Commanders and leaders
- Oda Nobunaga Oda Nobukiyo Maeda Toshiie Niwa Nagahide Mizuno Tadashige: Oda Nobukata

Strength
- 2,000+1,000 Nobukiyo reinforcement: 3,000

Casualties and losses
- light: 1,250

= Battle of Ukino =

1558 battle between the forces of Oda Nobunaga and his cousin, Oda Nobukata

Battle of Ukino (July 12, 1558) was the final victory of Oda Nobunaga in his struggle to unite the province of Owari against his cousin, Oda Nobukata, deputy governor of northern Owari.

== Background ==

After defeating the Imagawa clan of Suruga in the Battle of Muraki and capturing the southern provincial capital of Kiyosu (both in 1554), Oda Nobunaga united the Southern Owari under his rule. In 1555, Saitō Dōsan, Nobunaga's father-in-law and ally retired as the lord of Mino Province (north of Owari) for his eldest son, Saitō Yoshitatsu. However, on January 4, 1556 Yoshitatsu killed his two brothers, leading to a military conflict with his father. Nobunaga supported Dōsan, but Yoshitatsu defeated and killed Dōsan in battle in April 1556.

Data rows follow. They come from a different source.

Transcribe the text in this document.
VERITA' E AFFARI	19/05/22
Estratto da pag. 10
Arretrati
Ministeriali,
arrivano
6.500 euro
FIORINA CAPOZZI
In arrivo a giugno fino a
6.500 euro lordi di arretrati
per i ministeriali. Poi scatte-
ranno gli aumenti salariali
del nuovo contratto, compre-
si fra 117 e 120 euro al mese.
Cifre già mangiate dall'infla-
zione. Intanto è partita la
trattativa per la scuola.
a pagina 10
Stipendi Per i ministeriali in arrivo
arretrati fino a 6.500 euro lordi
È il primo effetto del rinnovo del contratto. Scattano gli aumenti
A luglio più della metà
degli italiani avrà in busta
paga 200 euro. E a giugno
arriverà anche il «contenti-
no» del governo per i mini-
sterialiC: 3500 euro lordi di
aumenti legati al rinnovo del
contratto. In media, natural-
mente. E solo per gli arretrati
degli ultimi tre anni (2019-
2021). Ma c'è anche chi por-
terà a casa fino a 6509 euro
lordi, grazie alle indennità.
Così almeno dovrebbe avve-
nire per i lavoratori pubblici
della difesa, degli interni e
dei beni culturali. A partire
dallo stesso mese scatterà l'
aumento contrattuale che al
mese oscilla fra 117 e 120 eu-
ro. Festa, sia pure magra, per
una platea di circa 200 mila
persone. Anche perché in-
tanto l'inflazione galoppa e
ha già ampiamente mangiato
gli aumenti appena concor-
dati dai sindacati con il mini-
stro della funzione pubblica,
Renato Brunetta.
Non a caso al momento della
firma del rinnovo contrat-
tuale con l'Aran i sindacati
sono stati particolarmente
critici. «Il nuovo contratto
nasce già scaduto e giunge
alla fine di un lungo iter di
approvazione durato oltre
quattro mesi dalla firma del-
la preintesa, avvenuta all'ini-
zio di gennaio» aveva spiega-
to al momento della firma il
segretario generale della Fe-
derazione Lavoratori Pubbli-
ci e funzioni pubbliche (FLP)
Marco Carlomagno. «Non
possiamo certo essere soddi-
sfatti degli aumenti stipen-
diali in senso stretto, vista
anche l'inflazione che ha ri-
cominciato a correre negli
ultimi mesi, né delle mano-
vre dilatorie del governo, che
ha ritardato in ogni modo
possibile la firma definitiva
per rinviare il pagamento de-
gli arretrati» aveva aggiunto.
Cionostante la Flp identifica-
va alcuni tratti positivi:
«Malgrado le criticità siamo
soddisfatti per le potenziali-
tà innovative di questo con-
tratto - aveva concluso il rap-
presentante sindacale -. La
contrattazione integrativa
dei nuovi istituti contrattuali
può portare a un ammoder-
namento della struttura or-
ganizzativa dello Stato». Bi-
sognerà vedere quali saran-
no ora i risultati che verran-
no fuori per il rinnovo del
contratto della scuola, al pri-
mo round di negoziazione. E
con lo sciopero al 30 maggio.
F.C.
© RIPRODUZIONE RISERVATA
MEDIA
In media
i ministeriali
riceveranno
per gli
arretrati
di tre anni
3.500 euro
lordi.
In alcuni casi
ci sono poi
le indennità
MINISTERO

Seeing the fall of Nobunaga's father-in-law as an opportunity, Oda Nobuyasu of Iwakura Castle allied with Yoshitatsu and opened hostilities against Nobunaga.

Nobunaga defeated his younger brother, Oda Nobuyuki who was supported by Oda Nobuyasu, in the Battle of Inō in 1556. He resolved the internal struggle and rebellion in his own family and was firmly established as the ruler of the southern Owari. The northern part of the province was still the domain of his cousin, Oda Nobukata (successor of Oda Nobuyasu), deputy governor of the northern Owari.

== Battle ==
Mizuno Tadashige was the first to clash with the enemy, breaking through with his spear, and then handed the head over to his brother, Sakai Tadatsugu, who took it.

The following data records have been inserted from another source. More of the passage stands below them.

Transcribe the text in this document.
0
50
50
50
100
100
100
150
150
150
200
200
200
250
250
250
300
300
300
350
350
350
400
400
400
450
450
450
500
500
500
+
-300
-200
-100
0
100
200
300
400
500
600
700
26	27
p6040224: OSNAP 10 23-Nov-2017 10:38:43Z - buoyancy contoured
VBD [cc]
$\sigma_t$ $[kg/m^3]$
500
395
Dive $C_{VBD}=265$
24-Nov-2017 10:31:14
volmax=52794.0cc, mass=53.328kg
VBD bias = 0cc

Nobunaga defeated the forces of Oda Nobukata at Ukino in Owari on August 24, 1558 with the support of his cousin, Oda Nobukiyo of Inuyama. (Japanese calendar date: Eiroku era: 1st year, 7th month, 12th day). As a result, Oda Nobukata retreated to Iwakura Castle.

==Aftermath==
In 1559, Nobunaga besieged, captured, and razed Iwakura Castle to the ground, ending the Iwakura branch of the Oda family and finally uniting the whole province of Owari under his rule. Later that year Nobunaga visited Kyoto and was received by Shogun Ashikaga Yoshiteru, gaining the formal appointment of deputy governor (shugodai) of Owari.

== Literature ==
- Chaplin, Danny (2018). "Sengoku Jidai. Nobunaga, Hideyoshi, and Ieyasu : three unifiers of Japan"
- Ōta, Gyūichi (2011). "The chronicle of Lord Nobunaga"
- Turnbull, Stephen R. (2005). "Samurai commanders"
- Turnbull, Stephen R. (2002). "War in Japan 1467-1615"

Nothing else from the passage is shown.